The suspects are being investigated for forgery of birth and death certificates.

The magistrate dismissed the application seeking to detain the suspects for 10 days to allow police to complete investigations saying the prosecution did not table compelling reasons to warrant the said orders.

“I hereby direct the suspects to be reporting to the investigators any day as when they are required to assist in the probe,” Gichohi ruled.

Among those caught in the web are three nurses from St Francis Hospital, deputy registrar director Paul Kagiri, principal civil registration officer Charity Mwadime, her assistant Jane Wangari Maina, principal records management officer Charles Akwoni and other employees.

In the application, the police said the needed time to visit all the counties countrywide to collect evidence into offences of forgery, fraud and abuse of office.

Defence lawyers led by former LSK chairman Eric Mutua and Brian Khaemba opposed the application saying no compelling reasons had been tabled by the prosecution to warrant such amount of days.

The 31 were arrested last Friday during an operation led by Interior Cabinet Secretary Fred Matiang’i who said that corrupt officials at the Department colluded with private hospitals in Nairobi to build a multimillion-shilling syndicate that took over the issuing of the said certificated and forced millions of Kenyans to pay huge bribes to acquire the crucial documents.

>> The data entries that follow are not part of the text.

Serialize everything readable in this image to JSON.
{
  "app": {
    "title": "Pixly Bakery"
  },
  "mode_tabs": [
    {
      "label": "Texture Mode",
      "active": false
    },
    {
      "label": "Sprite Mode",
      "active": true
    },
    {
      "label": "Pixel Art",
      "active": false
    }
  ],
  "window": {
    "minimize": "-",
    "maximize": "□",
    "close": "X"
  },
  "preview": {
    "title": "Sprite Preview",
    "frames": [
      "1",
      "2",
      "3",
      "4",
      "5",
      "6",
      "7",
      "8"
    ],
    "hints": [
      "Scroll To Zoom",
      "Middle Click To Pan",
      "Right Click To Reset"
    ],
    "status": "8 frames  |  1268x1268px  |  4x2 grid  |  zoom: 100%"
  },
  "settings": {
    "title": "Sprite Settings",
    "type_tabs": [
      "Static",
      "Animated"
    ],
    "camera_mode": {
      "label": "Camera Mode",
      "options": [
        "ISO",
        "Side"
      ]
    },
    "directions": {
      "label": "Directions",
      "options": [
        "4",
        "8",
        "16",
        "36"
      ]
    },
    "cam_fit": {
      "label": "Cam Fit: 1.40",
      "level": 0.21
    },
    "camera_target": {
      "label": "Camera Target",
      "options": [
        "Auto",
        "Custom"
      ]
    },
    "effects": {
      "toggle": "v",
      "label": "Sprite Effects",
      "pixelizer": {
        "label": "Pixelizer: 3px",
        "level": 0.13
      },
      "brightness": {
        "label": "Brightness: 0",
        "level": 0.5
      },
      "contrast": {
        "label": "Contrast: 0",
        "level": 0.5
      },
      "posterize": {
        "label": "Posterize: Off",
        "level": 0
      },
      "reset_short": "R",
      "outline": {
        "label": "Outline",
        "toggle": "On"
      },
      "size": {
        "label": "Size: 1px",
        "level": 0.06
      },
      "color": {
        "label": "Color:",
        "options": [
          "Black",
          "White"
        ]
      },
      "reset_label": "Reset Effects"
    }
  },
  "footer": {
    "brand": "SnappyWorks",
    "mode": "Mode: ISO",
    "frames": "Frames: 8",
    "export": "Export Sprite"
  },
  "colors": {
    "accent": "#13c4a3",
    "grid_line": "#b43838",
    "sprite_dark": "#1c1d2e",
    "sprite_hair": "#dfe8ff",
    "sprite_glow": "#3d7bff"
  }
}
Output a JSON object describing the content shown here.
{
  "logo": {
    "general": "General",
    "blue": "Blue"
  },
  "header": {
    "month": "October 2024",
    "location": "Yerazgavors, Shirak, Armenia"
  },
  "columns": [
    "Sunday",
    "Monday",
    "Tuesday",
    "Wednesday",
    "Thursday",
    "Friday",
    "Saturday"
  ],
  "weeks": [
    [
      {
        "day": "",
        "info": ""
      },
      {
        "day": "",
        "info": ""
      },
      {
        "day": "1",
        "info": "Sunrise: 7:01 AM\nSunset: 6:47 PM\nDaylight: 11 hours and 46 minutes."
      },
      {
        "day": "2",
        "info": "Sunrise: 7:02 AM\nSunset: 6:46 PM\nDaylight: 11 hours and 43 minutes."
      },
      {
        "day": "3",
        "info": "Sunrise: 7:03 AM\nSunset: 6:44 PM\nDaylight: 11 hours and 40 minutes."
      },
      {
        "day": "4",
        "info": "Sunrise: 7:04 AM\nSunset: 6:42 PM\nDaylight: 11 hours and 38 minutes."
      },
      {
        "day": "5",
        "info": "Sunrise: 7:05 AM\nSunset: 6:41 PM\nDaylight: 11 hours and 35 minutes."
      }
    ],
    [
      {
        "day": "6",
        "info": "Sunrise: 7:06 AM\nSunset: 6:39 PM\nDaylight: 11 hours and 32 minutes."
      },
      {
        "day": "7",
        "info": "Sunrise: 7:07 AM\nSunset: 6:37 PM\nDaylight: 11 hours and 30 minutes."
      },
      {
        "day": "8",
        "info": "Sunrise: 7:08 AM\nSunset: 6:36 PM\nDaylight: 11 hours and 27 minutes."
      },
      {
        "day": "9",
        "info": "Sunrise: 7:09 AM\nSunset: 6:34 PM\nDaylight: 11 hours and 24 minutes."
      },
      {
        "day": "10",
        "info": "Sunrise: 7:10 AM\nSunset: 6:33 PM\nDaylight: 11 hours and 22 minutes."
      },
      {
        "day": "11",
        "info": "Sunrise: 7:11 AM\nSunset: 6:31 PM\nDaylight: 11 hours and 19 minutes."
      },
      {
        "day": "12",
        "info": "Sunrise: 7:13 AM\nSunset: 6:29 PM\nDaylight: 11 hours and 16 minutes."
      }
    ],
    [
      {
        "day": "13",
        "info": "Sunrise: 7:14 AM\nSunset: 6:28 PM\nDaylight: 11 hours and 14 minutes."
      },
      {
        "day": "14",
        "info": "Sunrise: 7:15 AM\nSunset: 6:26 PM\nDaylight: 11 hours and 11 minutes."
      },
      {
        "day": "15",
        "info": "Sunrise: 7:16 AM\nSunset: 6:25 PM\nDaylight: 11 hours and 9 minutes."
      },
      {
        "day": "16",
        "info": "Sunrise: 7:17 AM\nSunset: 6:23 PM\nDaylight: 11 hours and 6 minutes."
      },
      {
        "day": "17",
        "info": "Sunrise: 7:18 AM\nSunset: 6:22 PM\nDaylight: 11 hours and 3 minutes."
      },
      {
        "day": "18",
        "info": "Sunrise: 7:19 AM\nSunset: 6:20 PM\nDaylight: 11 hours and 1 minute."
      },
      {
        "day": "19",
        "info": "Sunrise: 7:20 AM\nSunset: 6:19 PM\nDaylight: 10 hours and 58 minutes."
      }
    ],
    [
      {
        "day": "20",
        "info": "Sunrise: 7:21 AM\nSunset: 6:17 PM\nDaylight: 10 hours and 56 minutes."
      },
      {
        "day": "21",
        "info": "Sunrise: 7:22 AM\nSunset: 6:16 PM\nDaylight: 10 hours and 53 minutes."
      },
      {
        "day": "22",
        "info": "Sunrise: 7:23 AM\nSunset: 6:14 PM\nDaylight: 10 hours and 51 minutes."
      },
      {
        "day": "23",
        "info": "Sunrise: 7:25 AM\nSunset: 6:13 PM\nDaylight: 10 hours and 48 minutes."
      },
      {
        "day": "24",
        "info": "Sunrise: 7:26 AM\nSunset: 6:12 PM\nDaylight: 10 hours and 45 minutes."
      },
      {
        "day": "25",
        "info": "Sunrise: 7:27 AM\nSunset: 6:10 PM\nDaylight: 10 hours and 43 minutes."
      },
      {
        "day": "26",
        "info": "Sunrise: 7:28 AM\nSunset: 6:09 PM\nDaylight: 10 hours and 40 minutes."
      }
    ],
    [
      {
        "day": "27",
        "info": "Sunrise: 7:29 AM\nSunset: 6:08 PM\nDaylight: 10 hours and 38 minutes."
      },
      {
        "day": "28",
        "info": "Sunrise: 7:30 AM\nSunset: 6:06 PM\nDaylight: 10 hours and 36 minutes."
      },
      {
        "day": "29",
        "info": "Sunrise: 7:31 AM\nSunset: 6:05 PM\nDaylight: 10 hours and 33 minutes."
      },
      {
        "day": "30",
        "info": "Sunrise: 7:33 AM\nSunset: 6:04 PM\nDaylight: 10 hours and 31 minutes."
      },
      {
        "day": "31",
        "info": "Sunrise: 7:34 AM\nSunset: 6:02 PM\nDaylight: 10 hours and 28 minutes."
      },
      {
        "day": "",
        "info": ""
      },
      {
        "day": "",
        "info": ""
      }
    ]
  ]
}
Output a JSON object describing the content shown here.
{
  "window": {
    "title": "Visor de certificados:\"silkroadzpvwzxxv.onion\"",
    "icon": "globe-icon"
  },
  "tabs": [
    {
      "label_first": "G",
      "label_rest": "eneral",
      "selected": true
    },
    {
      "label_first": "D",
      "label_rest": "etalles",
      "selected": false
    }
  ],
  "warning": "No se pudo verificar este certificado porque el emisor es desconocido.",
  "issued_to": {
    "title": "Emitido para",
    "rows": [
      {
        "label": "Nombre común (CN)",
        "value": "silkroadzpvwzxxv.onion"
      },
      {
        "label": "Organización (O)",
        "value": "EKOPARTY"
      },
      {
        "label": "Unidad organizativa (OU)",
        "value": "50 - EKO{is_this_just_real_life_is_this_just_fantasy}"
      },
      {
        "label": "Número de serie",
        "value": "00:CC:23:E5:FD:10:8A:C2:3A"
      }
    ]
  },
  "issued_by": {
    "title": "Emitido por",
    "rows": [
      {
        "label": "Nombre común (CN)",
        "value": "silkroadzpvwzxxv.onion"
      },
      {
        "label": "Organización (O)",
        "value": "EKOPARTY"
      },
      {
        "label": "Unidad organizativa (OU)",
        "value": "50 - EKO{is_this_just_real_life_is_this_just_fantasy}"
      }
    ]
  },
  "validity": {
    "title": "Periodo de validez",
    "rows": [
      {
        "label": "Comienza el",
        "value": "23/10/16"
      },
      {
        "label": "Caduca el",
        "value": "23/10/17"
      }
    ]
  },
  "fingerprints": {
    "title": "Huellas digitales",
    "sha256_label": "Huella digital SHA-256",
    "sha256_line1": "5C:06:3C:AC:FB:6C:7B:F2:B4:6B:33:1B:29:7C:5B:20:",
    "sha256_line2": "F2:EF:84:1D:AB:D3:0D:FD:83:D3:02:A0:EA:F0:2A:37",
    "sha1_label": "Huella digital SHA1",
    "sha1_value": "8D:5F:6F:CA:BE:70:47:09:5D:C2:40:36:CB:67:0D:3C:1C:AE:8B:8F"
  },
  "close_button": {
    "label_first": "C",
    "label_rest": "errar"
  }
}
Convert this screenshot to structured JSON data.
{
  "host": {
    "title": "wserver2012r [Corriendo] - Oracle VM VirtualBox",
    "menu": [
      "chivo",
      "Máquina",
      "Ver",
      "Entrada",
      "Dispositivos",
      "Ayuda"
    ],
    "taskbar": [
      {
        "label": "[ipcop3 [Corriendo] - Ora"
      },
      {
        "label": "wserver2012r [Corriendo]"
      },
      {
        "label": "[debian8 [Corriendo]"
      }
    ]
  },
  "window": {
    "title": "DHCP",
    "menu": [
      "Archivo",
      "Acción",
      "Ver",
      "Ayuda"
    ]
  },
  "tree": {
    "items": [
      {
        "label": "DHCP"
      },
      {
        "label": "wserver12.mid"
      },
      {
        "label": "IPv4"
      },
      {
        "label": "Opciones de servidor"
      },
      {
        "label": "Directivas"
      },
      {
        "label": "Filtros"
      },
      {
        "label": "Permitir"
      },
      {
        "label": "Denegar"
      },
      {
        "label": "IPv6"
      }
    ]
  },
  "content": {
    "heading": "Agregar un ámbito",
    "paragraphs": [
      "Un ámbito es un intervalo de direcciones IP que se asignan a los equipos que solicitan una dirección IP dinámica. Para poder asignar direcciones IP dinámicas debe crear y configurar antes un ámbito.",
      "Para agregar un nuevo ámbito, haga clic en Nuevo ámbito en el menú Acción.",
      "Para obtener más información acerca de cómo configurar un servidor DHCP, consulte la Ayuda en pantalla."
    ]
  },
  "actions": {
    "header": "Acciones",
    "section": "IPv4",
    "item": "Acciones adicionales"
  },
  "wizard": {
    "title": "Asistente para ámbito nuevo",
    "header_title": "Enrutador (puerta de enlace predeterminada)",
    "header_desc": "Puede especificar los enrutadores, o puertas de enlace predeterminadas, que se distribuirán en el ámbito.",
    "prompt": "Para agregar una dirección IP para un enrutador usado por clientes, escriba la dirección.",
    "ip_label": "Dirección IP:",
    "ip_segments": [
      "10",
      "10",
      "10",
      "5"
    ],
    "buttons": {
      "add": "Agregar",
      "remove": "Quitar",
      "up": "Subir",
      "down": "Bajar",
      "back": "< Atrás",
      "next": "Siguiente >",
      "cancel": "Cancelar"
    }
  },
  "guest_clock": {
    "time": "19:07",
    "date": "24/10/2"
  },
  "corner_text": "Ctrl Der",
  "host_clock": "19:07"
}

Matiang’i said the ICT problem had been deliberately created to slow down or jam processes, creating an artificial backlog so that anyone who wants to be fast racked has to pay a bribe in order to jump the queue.

He said that those who could not bribe their way through the criminal system waited for as long as six months before they could get birth or death certificates for their loved ones.

The syndicate had allegedly recruited key contacts in several private hospitals who fed it with fake birth notifications which are then used to issue birth certificates to their clients, including foreigners.